Mimi looked worried. "Avoid Lagoen Hill."

"What happened?"

"There's a dog hoarder."

"Pit bulls," Todd said.

"In December they attacked an eighty-year-old man," she continued, "and the police did nothing. Then they attacked someone again two days ago."

"Two days?"

"Yes. This time they killed two of the dogs. But you won't be going there. You'd have to turn off the road and go into the neighborhood."

I looked up the place on Google Maps. It's almost smack in the middle of Bonaire. I won't near it on this perimeter walk. Still, I'll continue to be wary of dogs on the ABC islands.

Todd and Mimi's friend Elizabeth came by with meatloaf for a future meal and explained how she had snapped her snorkeling fin this morning. And Todd and Mimi had enjoyed two dives today. Bonaire's pulse really is in the water.

Dinner was spaghetti with meat sauce; somehow Mimi knew I'd had an unfulfilled craving for red pasta since last month in Puerto de la Cruz. We discussed other travels, and they gave me a new place to visit: the Tana Toraja region of Sulawesi island in Indonesia, where funerals can last five days and cost hundreds of thousands of dollars. And Todd showed me his videos from this morning's dive. Maybe it really is time for me to consider that scuba certification.

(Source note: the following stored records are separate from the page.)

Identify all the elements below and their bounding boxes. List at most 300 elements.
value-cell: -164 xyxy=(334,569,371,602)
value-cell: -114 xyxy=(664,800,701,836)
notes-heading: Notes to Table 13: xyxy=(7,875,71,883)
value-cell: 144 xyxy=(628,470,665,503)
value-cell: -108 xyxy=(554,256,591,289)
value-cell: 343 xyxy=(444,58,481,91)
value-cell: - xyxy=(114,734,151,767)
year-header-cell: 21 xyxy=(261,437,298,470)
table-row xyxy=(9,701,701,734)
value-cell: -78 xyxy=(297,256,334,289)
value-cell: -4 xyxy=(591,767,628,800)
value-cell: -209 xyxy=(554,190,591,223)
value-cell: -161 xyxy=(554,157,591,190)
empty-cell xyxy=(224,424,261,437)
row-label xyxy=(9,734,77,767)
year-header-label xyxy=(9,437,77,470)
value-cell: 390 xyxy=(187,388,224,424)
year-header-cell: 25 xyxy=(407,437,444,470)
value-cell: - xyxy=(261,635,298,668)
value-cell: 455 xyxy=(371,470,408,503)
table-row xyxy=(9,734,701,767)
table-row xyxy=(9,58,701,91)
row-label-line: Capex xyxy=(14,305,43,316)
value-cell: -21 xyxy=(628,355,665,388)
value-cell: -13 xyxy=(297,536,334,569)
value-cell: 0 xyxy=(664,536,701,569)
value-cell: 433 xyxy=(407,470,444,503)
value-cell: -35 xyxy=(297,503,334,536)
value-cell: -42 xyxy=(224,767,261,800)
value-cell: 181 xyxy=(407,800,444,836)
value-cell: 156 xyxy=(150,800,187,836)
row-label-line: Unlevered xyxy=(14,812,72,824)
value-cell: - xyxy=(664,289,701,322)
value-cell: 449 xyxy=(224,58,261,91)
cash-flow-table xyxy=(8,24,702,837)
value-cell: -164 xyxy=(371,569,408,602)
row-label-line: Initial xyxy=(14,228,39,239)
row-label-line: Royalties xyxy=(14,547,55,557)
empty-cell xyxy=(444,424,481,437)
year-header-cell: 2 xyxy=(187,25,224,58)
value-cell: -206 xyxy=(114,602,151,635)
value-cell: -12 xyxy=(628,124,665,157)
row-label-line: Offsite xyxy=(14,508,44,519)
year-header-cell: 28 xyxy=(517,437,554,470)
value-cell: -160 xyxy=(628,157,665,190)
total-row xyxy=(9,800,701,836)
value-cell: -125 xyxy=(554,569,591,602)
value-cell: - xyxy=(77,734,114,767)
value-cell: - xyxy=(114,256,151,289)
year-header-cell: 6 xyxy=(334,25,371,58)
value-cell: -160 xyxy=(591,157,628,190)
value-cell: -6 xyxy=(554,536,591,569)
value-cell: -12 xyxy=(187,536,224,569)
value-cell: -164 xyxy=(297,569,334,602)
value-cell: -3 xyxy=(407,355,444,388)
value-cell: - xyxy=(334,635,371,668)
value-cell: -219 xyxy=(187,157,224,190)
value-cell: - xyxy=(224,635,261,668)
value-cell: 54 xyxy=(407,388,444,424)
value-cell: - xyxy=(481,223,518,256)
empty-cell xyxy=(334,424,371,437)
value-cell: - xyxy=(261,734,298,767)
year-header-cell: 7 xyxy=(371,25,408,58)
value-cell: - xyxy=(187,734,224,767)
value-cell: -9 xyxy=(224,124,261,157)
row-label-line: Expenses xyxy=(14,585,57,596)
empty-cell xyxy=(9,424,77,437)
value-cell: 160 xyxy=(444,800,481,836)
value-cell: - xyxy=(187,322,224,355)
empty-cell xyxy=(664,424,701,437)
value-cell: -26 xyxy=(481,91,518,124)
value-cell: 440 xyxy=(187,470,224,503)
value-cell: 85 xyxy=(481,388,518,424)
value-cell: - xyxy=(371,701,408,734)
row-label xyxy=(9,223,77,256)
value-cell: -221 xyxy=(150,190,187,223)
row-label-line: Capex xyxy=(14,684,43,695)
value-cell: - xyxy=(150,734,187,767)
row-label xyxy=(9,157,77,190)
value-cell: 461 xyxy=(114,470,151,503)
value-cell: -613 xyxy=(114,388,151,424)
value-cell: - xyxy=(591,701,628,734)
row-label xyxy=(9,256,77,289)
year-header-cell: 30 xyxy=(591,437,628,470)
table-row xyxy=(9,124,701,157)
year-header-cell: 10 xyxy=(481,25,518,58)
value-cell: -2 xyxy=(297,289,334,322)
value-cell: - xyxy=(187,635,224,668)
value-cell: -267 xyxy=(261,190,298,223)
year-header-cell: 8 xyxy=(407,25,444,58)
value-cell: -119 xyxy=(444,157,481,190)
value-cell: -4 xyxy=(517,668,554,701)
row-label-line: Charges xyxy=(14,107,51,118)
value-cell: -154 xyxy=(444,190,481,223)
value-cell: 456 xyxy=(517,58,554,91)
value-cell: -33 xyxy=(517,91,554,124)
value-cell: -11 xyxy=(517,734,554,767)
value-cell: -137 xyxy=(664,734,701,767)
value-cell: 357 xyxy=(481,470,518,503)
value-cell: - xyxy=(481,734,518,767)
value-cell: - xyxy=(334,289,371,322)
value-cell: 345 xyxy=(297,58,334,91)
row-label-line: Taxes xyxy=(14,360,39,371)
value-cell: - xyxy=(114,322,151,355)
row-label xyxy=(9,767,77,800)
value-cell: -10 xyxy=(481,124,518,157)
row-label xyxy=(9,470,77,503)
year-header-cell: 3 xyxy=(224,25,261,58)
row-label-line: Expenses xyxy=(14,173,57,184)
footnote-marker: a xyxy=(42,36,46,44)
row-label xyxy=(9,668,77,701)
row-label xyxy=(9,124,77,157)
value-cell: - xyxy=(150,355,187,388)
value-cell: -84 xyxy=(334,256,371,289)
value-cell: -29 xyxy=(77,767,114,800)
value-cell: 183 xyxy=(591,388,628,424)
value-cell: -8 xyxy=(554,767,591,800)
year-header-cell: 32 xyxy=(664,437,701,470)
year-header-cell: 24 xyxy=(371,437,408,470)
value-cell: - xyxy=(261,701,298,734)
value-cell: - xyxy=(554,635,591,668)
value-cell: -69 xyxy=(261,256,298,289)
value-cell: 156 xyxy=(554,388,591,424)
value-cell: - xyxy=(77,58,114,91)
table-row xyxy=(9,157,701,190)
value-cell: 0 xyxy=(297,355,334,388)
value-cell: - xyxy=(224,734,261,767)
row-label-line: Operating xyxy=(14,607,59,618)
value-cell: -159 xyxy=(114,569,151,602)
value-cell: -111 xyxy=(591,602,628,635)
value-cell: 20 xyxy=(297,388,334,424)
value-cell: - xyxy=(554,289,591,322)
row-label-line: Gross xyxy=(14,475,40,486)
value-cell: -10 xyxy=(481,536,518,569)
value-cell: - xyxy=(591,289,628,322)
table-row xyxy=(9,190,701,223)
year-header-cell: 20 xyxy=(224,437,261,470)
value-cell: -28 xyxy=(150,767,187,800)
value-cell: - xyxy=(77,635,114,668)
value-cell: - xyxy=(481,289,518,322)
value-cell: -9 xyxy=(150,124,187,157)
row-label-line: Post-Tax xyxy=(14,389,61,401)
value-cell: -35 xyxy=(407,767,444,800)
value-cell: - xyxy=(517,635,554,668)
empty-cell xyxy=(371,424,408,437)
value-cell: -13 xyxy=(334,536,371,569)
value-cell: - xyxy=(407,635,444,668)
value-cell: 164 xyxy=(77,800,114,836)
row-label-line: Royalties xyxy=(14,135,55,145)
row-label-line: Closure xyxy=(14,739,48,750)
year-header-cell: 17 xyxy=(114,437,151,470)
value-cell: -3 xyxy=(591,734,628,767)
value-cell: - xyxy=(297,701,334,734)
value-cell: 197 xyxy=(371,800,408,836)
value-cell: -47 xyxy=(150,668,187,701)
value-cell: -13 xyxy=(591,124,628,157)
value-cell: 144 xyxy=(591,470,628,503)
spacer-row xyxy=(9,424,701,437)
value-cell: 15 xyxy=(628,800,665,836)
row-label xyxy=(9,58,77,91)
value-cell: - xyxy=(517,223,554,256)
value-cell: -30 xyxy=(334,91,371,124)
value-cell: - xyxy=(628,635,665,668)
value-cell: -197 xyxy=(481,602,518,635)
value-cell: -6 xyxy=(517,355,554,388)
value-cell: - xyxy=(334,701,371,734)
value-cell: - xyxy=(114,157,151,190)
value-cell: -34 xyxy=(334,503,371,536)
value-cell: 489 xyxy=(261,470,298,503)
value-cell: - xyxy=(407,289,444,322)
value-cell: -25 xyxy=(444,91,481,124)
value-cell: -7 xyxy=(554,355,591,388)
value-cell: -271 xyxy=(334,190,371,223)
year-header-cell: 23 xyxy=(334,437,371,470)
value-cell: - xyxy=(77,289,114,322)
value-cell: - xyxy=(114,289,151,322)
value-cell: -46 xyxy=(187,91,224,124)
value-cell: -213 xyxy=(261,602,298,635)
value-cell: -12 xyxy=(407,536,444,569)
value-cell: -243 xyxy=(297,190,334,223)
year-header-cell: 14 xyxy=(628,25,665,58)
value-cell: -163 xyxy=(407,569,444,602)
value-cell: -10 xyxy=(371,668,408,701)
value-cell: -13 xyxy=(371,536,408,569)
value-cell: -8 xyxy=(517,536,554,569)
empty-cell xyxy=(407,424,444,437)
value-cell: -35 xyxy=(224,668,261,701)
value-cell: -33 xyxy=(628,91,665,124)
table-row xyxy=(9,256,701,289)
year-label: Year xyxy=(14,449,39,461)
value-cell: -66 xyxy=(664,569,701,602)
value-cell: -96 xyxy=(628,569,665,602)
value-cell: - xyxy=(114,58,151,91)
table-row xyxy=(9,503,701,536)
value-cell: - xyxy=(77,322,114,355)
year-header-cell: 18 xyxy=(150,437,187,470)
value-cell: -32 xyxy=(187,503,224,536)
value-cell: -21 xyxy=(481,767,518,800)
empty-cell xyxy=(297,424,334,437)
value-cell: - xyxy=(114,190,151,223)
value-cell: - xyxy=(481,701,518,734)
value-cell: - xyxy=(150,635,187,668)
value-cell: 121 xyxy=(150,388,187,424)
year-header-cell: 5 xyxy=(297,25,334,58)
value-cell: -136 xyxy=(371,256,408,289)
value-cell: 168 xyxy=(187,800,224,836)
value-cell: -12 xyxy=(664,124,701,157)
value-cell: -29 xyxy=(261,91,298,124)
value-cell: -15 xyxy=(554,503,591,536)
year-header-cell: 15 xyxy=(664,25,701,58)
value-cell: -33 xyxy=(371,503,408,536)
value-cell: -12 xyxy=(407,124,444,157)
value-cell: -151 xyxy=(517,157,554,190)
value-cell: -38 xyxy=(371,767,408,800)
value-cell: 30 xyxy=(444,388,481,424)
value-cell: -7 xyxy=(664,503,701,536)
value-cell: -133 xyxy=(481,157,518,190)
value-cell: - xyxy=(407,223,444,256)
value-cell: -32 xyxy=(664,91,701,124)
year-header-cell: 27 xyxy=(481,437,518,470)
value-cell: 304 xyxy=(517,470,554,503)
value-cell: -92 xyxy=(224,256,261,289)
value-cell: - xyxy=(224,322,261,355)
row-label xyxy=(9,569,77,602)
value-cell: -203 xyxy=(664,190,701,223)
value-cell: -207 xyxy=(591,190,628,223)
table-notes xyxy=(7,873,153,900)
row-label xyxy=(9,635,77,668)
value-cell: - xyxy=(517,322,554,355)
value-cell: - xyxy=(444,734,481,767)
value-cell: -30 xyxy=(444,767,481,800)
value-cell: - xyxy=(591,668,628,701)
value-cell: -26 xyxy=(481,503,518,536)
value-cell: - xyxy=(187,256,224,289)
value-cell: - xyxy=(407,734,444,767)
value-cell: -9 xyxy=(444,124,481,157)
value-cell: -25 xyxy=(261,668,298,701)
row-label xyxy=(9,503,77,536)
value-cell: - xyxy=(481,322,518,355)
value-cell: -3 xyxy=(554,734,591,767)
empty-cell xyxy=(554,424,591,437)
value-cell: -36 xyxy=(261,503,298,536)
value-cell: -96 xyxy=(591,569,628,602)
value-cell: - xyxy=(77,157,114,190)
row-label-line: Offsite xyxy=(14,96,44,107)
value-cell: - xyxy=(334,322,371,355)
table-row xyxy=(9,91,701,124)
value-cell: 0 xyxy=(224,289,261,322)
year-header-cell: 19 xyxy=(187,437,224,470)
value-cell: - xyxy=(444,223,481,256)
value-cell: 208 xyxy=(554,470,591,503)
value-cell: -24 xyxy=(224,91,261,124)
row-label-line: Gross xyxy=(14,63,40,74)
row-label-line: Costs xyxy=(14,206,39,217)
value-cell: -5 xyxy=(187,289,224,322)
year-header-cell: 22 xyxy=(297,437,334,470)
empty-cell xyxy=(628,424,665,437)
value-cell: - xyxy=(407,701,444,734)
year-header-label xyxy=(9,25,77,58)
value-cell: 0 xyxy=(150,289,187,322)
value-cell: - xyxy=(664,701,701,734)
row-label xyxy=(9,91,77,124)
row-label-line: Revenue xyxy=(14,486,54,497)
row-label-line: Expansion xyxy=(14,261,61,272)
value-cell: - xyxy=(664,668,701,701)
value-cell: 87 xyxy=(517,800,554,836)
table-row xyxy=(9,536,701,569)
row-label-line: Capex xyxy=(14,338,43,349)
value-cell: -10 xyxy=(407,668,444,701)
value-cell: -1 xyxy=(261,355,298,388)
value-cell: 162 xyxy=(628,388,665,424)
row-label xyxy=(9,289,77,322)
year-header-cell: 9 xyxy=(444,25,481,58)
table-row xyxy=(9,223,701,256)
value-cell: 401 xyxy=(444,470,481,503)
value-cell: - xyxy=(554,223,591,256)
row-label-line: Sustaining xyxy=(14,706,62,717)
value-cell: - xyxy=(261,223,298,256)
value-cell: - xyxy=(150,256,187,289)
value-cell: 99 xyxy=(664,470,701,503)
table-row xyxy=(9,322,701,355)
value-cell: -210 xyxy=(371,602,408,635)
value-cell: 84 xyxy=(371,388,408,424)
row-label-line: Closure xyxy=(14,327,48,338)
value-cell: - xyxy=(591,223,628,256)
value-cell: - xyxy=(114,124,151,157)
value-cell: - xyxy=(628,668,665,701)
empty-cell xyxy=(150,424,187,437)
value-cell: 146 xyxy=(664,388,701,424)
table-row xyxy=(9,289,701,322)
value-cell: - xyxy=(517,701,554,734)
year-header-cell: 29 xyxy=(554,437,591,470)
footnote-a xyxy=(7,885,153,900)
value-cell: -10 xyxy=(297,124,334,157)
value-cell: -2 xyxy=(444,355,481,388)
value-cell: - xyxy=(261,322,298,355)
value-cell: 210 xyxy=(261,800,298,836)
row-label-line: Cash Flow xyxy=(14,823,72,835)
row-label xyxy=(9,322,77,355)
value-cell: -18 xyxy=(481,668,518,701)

I walked back the almost-hour to my hotel. The current mandated closing time for restaurants is ten ("It changes every five minutes," Todd said), and at that hour the waterfront was alive with someone gutting a fish, whizzing motorcyclists disturbing the peace, people congregated by the water and playing recorded music, and youths leaving restaurants with open beers and wondering what to do next.

Tomorrow I'll walk that same stretch once more, past Kralendijk, Seacow, Mimi and Todd's place, and Captain Don's, before heading inland to Bonaire's other town and the island's first settlement, Rincón.